Lessons from Sandy — Preparing Health Systems for Future Disasters (New Eng Jour Med)
Lessons from Sandy — Preparing Health Systems for Future Disasters
Irwin Redlener, M.D., and Michael J. Reilly, Dr.P.H., M.P.H.
November 21, 2012
Within hours after Hurricane Sandy's landfall, doctors and staff at one of New York City's premier medical centers realized that something was going terribly wrong. Lights were flickering, critical devices essential to life support for more than 200 patients, many in intensive care units, were malfunctioning. A decision had to be made by hospital leaders, senior public health officials, and emergency responders: tough it out in a hospital without power or attempt a perilous patient evacuation as an epic disaster unfolded.
With little time to lose, the “go” order was given, followed by frantic calls to high-ground hospitals identifying beds for receiving New York University–Langone Medical Center's critically ill patients. St. Luke's–Roosevelt, Mt. Sinai, New York Presbyterian at Columbia, and many other hospitals responded immediately, opening beds, readying emergency admission procedures, and briefing staff.
Two days later, the story was repeated.

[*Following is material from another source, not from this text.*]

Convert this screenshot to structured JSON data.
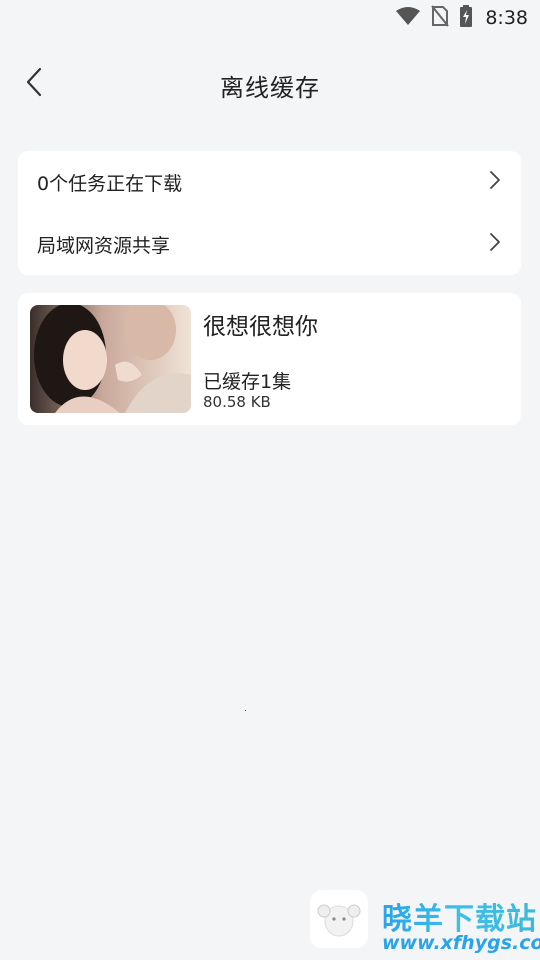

Bellevue Hospital, which had been operating without sufficient power and with failing generator fuel pumps, was also evacuated, sending more than 700 patients to other facilities around the city.
The NYU hospitals' stories were extraordinary. Doctors, nurses, support staff, first responders, and National Guard troops rose to the occasion, with bucket brigades transporting fuel to generators on high floors and slowly, carefully maneuvering fragile patients down dark stairways into the storm, where ambulances were waiting to move patients to the receiving hospitals.1 That all this took place without loss of life or immediately apparent medical consequences was remarkable.